The Religion Singularity: A ground-breaking research paper a demographic crisis the is destabilizing and transforming institutional Christianity.

==Education==
- 2007 – Yale University School of Theology, New Haven, CT: Emergent Theology Colloquium (Miroslav Volf).
- 2005 – Cambridge University, Cambridge, UK: Visiting Scholar on the history of the Early Church and Celtic Christianity.
- 1993 – Virginia Theological Seminary, Alexandria, VA: Master of Divinity with honors in Church History.
- 1989 – Virginia Commonwealth University, Richmond, VA: Master of Education, specializing in Human Resources Development.
- 1979 – Old Dominion University, Norfolk, VA: Bachelor of Science in Interdisciplinary Studies (Education and Psychology).

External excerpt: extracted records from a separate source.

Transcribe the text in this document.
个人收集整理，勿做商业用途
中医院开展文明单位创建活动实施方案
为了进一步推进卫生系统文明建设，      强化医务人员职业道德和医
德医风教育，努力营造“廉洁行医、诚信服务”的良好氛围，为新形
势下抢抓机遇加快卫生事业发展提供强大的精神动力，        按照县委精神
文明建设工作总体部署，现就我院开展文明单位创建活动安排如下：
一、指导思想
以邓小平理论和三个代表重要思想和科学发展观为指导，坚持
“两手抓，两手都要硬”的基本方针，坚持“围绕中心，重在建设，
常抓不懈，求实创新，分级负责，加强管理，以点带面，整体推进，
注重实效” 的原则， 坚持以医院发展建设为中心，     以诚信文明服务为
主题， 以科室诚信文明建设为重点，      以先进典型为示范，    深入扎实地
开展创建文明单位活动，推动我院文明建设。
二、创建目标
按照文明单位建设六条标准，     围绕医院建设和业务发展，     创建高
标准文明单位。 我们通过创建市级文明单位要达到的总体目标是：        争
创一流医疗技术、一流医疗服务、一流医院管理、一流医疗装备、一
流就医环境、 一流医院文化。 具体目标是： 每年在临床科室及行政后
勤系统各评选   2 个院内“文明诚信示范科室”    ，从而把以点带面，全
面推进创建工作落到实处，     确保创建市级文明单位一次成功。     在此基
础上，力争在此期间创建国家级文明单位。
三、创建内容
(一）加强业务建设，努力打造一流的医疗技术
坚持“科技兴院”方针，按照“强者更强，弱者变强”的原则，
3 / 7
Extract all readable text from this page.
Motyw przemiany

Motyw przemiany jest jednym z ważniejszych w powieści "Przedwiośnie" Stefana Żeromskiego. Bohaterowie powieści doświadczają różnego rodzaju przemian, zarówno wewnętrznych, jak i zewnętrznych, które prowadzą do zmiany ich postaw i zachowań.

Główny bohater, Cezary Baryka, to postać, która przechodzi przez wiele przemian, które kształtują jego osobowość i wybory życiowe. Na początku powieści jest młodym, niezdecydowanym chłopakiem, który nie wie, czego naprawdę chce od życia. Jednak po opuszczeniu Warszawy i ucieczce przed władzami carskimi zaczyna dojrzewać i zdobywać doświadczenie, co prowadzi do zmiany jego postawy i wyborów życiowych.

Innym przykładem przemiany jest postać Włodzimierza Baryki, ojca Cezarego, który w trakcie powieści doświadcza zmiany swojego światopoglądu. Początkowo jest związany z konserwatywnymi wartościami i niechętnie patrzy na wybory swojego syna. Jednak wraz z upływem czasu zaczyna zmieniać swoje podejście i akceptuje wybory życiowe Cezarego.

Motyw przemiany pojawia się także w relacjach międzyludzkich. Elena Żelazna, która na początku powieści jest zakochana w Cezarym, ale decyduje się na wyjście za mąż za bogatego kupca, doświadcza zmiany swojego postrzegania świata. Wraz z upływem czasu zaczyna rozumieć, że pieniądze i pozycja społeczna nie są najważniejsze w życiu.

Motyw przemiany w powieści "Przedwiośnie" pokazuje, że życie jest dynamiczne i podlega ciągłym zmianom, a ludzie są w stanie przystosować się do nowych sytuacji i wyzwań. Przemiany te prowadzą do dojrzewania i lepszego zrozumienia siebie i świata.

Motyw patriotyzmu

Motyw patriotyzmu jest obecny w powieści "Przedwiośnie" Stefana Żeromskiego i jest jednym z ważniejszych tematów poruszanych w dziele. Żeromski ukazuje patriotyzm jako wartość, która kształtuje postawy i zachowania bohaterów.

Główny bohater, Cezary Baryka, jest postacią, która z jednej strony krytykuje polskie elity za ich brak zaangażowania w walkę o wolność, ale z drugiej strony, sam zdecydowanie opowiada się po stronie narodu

==Associations, Elections, and Appointments==
- 2017–present: International Positive Psychology Association – Work and Meaning SIG (chair 2017–2018)
- 1993–present: Episcopal Diocese of Washington – Elected/appointed positions include: Task for Common Ground Dialogue on Human Sexuality (chair), Diocesan Council (executive committee), General Convention Delegate (alternate), Bishop's pastoral representative to troubled congregations, Bishop's Working Group on Mission Canons (chair), Bishop's Working Group on Episcopal-Jewish Relations (co-chair), Ecclesiastical Trial Court (member).
- 2008–2015: Washington Episcopal Clergy Association – Elected positions include: Board Member, Vice President, Secretary, Communications Director, Program Chair.

==Affiliations==
- Episcopal Diocese of Washington – Howard serves as executive director of FaithX under an extension of ministry from the Diocese.
- Datastory – Howard acts as Subject Matter Expert (SME) and FaithX has an affiliate relation.
- Esri – FaithX is an Esri Partner organization.

==Books==
- "Paradoxy: Creating Christian Community Beyond Us and Them." Published by The FaithX Project (2016, 2nd Edition). ISBN 1557257752, ISBN 978-1557257758.
- "Excommunicating the Faithful: Jewish Christianity in the Early Church." Published by The FaithX Project (3rd Edition, 2013).

==Publications==
- "Grounding Discernment in Data: Strategic Missional Planning Using GIS Technology and Market Segmentation Data," Socio-Historical Exploration of Religion and Ministry (2019), 1(2).
- "The Religion Singularity: The Religion Singularity: A Demographic Crisis Destabilizing and Transforming Institutional Christianity," International Journal of Religion and Spirituality in Society (2017)
- "A New Middle Way? Surviving and Thriving in the Coming Religious Realignment," Anglican Theological Review (Winter 2009/2010)
- "A Comprehensive Expectancy Motivation Model: Implications for Adult Education and Training," Adult Education Quarterly (May 1989).